# How to tell if a central element in a molecule needs to form hybridized orbitals?

Feb 18, 2016

Simply put, if a central atom has to bond to more than one outer atom, especially if more than one outer atom is different, it has to hybridize.

Diatomic molecules will always point compatible $\sigma$ bonding orbital lobes along the internuclear axis, and be able to pair compatible orbitals, so there is no hybridization in molecules like $\text{HCl}$, ${\text{NO}}^{+}$, ${\text{Cl}}_{2}$, etc.

An easy way to tell when an atom has to hybridize is to count the number of surrounding atoms. I've listed examples below. Essentially:

• Octahedral electron geometry? $s {p}^{3} {d}^{2}$
• Trigonal bipyramidal electron geometry? $s {p}^{3} d$
• Tetrahedral electron geometry? $s {p}^{3}$
• Trigonal planar electron geometry? $s {p}^{2}$
• Linear polyatomic electron geometry? $s p$

HYBRIDIZATION IN WATER Oxygen in $\text{H"_2"O}$ has to contribute four $s {p}^{3}$-hybridized atomic orbitals to bond because:

1. It is bonding to more than one hydrogen. That tells you that hybridization can occur.
2. It is bonding in a non-horizontal direction to at least one hydrogen. That tells you that hybridization should occur to orient all the orbitals correctly.
3. It is bonding identically to each hydrogen. That tells you that hybridization has occurred to make the orbitals compatible.

It is $s {p}^{3}$ because four electron groups are surrounding oxygen: two bonding to one hydrogen each, and two lone pairs not bonding at all.

Oxygen had to hybridize one $2 s$ and three $2 p$ orbitals together to generate four diagonal-oriented orbitals in three dimensions ($x , y , z$). Two of them could be used, but are not being used.

HYBRIDIZATION IN BH3 Boron in ${\text{BH}}_{3}$ has to contribute three $s {p}^{2}$-hybridized atomic orbitals to bond because:

1. It is bonding to more than one hydrogen. That tells you that hybridization can occur.
2. It is bonding in a non-horizontal direction to at least one hydrogen. That tells you that hybridization should occur to orient all the orbitals correctly.
3. It is bonding identically to each hydrogen. That tells you that hybridization has occurred to make the orbitals compatible.

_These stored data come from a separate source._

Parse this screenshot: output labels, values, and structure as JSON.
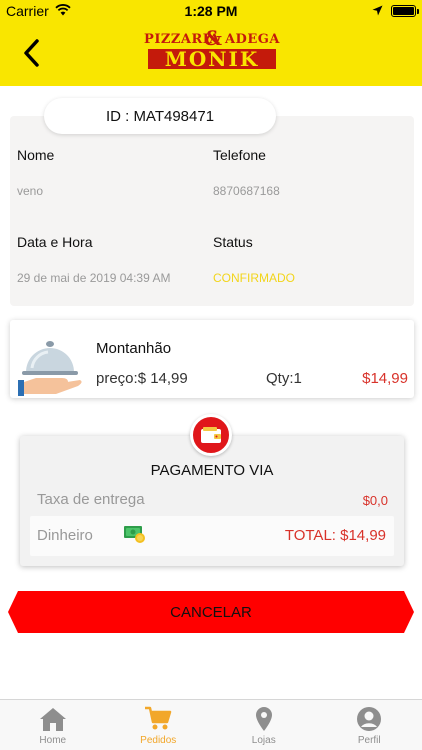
{
  "status_bar": {
    "carrier": "Carrier",
    "time": "1:28 PM"
  },
  "header": {
    "logo_top": "PIZZARIA     ADEGA",
    "logo_amp": "&",
    "logo_main": "MONIK"
  },
  "order": {
    "id_label": "ID : MAT498471",
    "name_label": "Nome",
    "name_value": "veno",
    "phone_label": "Telefone",
    "phone_value": "8870687168",
    "datetime_label": "Data e Hora",
    "datetime_value": "29 de mai de 2019 04:39 AM",
    "status_label": "Status",
    "status_value": "CONFIRMADO"
  },
  "item": {
    "name": "Montanhão",
    "price": "preço:$ 14,99",
    "qty": "Qty:1",
    "total": "$14,99"
  },
  "payment": {
    "title": "PAGAMENTO VIA",
    "fee_label": "Taxa de entrega",
    "fee_value": "$0,0",
    "method_label": "Dinheiro",
    "total": "TOTAL: $14,99"
  },
  "actions": {
    "cancel_label": "CANCELAR"
  },
  "tabs": [
    {
      "label": "Home",
      "icon": "home-icon"
    },
    {
      "label": "Pedidos",
      "icon": "cart-icon"
    },
    {
      "label": "Lojas",
      "icon": "location-pin-icon"
    },
    {
      "label": "Perfil",
      "icon": "profile-icon"
    }
  ],
  "colors": {
    "brand_yellow": "#f9e600",
    "brand_red": "#c41a0b",
    "price_red": "#d8322a",
    "status_yellow": "#f2d51b",
    "active_tab": "#f2a72a"
  }
}
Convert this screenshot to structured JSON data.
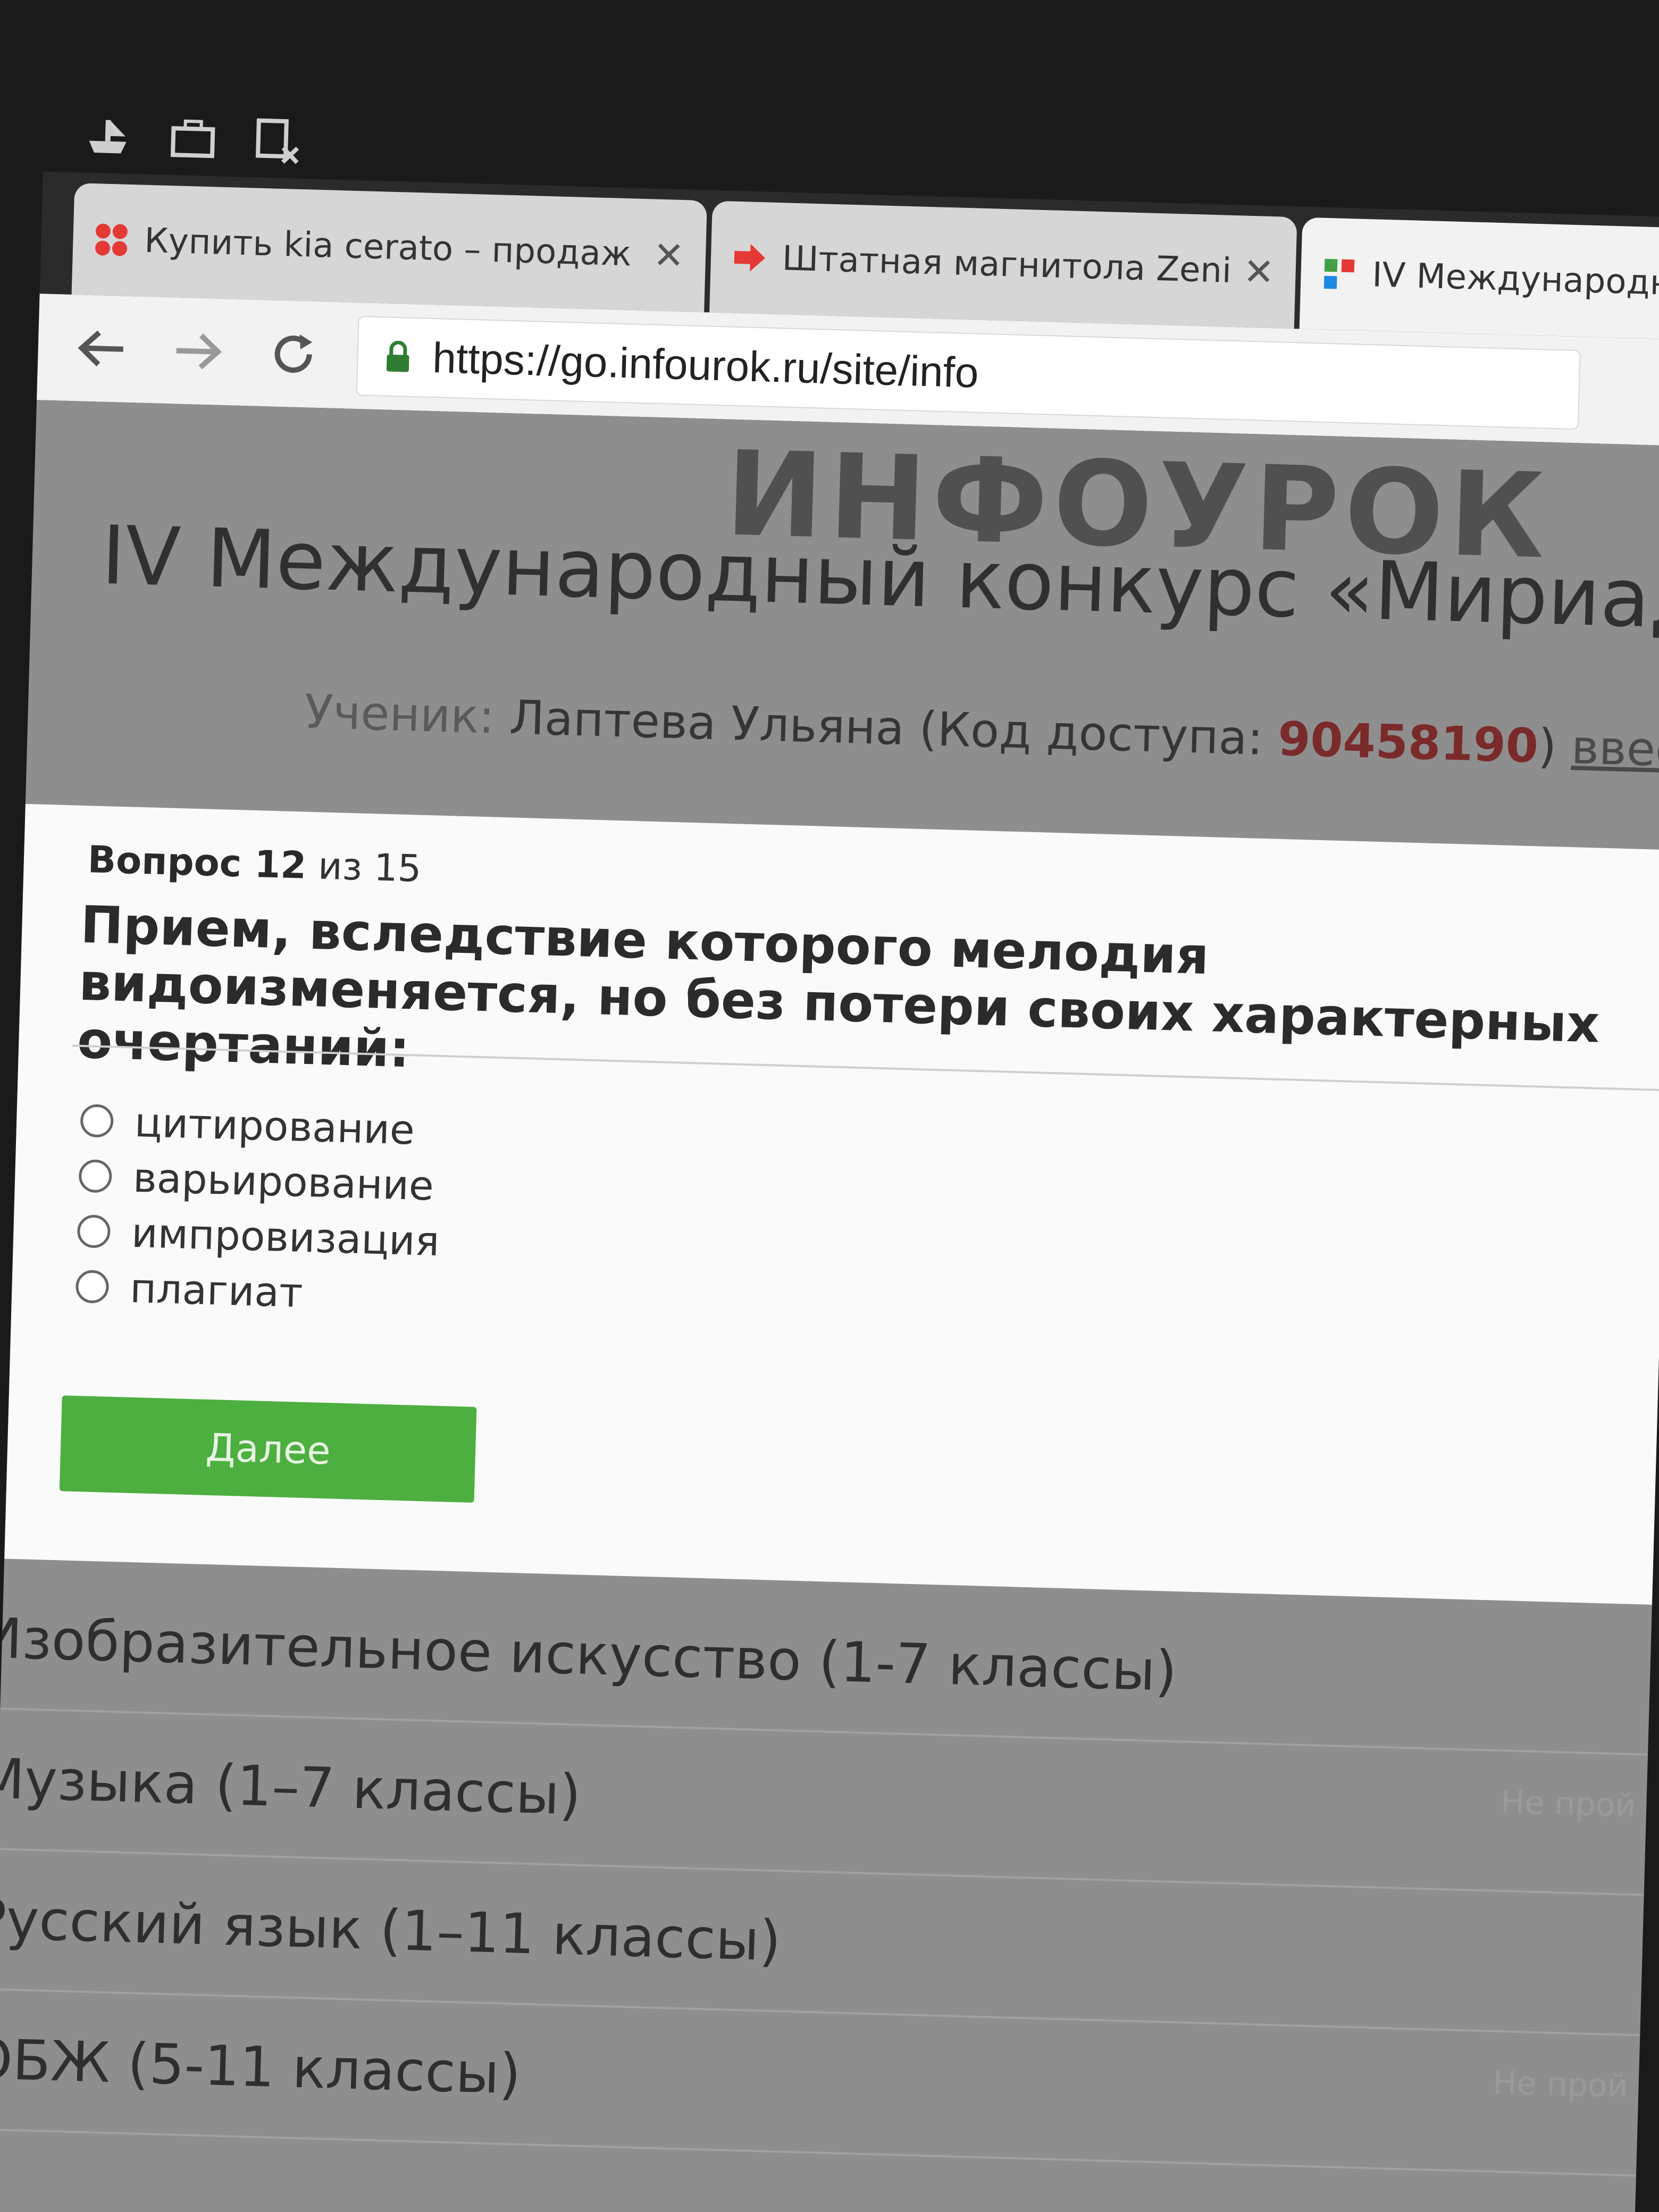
{
  "tabs": [
    {
      "title": "Купить kia cerato – продаж",
      "favicon_color": "#e53935"
    },
    {
      "title": "Штатная магнитола Zenith",
      "favicon_color": "#e53935"
    },
    {
      "title": "IV Международный ко",
      "favicon_color": "#43a047"
    }
  ],
  "toolbar": {
    "url": "https://go.infourok.ru/site/info"
  },
  "page": {
    "logo": "ИНФОУРОК",
    "title": "IV Международный конкурс «Мириады о",
    "student": {
      "label": "Ученик:",
      "name": "Лаптева Ульяна (Код доступа:",
      "code": "90458190",
      "close": ")",
      "link": "ввести дру"
    }
  },
  "question": {
    "label": "Вопрос 12",
    "of": "из 15",
    "text": "Прием, вследствие которого мелодия видоизменяется, но без потери своих характерных очертаний:",
    "options": [
      "цитирование",
      "варьирование",
      "импровизация",
      "плагиат"
    ],
    "next_label": "Далее"
  },
  "subjects": [
    {
      "name": "Изобразительное искусство (1-7 классы)",
      "status": ""
    },
    {
      "name": "Музыка (1–7 классы)",
      "status": "Не прой"
    },
    {
      "name": "Русский язык (1–11 классы)",
      "status": ""
    },
    {
      "name": "ОБЖ (5-11 классы)",
      "status": "Не прой"
    }
  ],
  "colors": {
    "accent_green": "#4caf3f",
    "code_red": "#7a2a2a"
  }
}
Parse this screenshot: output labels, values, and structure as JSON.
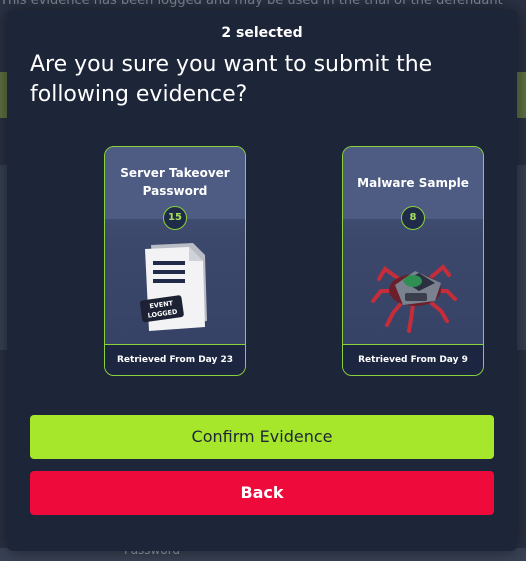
{
  "background": {
    "top_text": "This evidence has been logged and may be used in the trial of the defendant",
    "bottom_label": "Password"
  },
  "modal": {
    "selected_count": "2 selected",
    "question": "Are you sure you want to submit the following evidence?",
    "cards": [
      {
        "title": "Server Takeover Password",
        "count": "15",
        "image_icon": "document-event-logged-icon",
        "image_text_line1": "EVENT",
        "image_text_line2": "LOGGED",
        "footer": "Retrieved From Day 23"
      },
      {
        "title": "Malware Sample",
        "count": "8",
        "image_icon": "malware-spider-icon",
        "footer": "Retrieved From Day 9"
      }
    ],
    "confirm_label": "Confirm Evidence",
    "back_label": "Back"
  },
  "colors": {
    "modal_bg": "#1d2538",
    "accent_green": "#a6e62b",
    "card_border": "#8bd13c",
    "danger_red": "#ee0a3b"
  }
}
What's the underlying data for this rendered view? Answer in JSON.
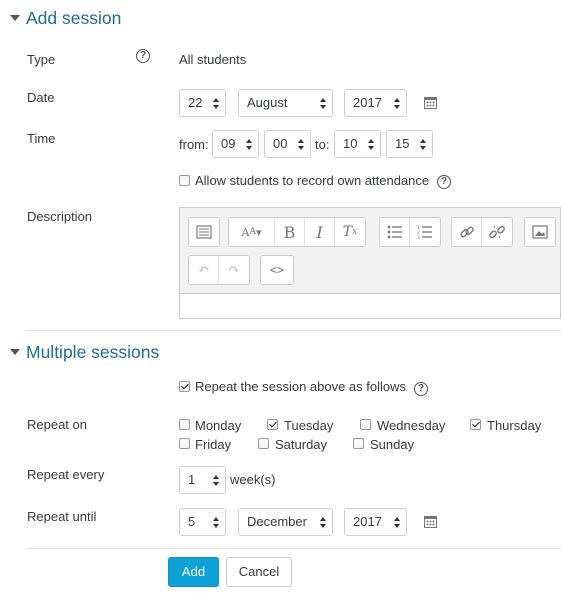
{
  "add_session": {
    "title": "Add session",
    "type_label": "Type",
    "type_value": "All students",
    "date_label": "Date",
    "date_day": "22",
    "date_month": "August",
    "date_year": "2017",
    "time_label": "Time",
    "from_label": "from:",
    "from_hour": "09",
    "from_minute": "00",
    "to_label": "to:",
    "to_hour": "10",
    "to_minute": "15",
    "allow_self_label": "Allow students to record own attendance",
    "allow_self_checked": false,
    "description_label": "Description",
    "description_value": ""
  },
  "editor_toolbar": {
    "row1": [
      "toolbar-toggle",
      "font-style",
      "bold",
      "italic",
      "clear-format",
      "unordered-list",
      "ordered-list",
      "link",
      "unlink",
      "image"
    ],
    "row2": [
      "undo",
      "redo",
      "html-source"
    ]
  },
  "multiple_sessions": {
    "title": "Multiple sessions",
    "repeat_label": "Repeat the session above as follows",
    "repeat_checked": true,
    "repeat_on_label": "Repeat on",
    "days": [
      {
        "label": "Monday",
        "checked": false
      },
      {
        "label": "Tuesday",
        "checked": true
      },
      {
        "label": "Wednesday",
        "checked": false
      },
      {
        "label": "Thursday",
        "checked": true
      },
      {
        "label": "Friday",
        "checked": false
      },
      {
        "label": "Saturday",
        "checked": false
      },
      {
        "label": "Sunday",
        "checked": false
      }
    ],
    "repeat_every_label": "Repeat every",
    "repeat_every_value": "1",
    "repeat_every_unit": "week(s)",
    "repeat_until_label": "Repeat until",
    "until_day": "5",
    "until_month": "December",
    "until_year": "2017"
  },
  "actions": {
    "add_label": "Add",
    "cancel_label": "Cancel"
  },
  "colors": {
    "heading": "#1f6d93",
    "primary_button": "#0fa2d6"
  }
}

It is $s {p}^{2}$ because three electron groups are surrounding boron: three bonding to one hydrogen each, and one empty ${p}_{z}$ orbital from boron that isn't compatible with hydrogen's $1 s$ atomic orbital. It isn't using that one to bond at the moment.

Boron had to hybridize one $2 s$ and two $2 p$ orbitals together to generate three diagonal-oriented orbitals in two dimensions ($x , y$).

HYBRIDIZATION IN ACETYLENE One chosen carbon in $\text{H"-"C"-="C"-"H}$ has to contribute two $s p$-hybridized atomic orbitals to bond because:

1. It is bonding to more than one atom. That tells you that hybridization could occur.
2. It is NOT bonding in a non-horizontal direction with any atoms. This doesn't tell you anything about hybridization.
3. It is NOT bonding identically to each surrounding atom (the other $\text{C}$ and a $\text{H}$). That tells you that hybridization had to occur to make the orbitals of $\text{C}$ and $\text{H}$ compatible. Naturally, $\text{C}$ is compatible with itself, so hybridization is necessary to bond with BOTH $\text{C}$ and $\text{H}$.

It is $s p$ because two electron groups are surrounding one chosen carbon: one bonding to one hydrogen and one bonding to the other carbon.

Carbon had to hybridize one $2 s$ and one $2 p$ orbital together to generate two horizontally-oriented $s p$ hybridized orbitals in one dimension to $\sigma$ bond to two different atoms.

Separately, the remaining two bonds to be made to the other carbon (one triple bond has one $\sigma$ and two $\pi$ bonds) are made using the ${p}_{x}$ and ${p}_{y}$ atomic orbitals of carbon.

So, with acetylene, carbon is using two $s p$ hybridized atomic orbitals and one $2 {p}_{x}$ and one $2 {p}_{y}$ atomic orbital to bond.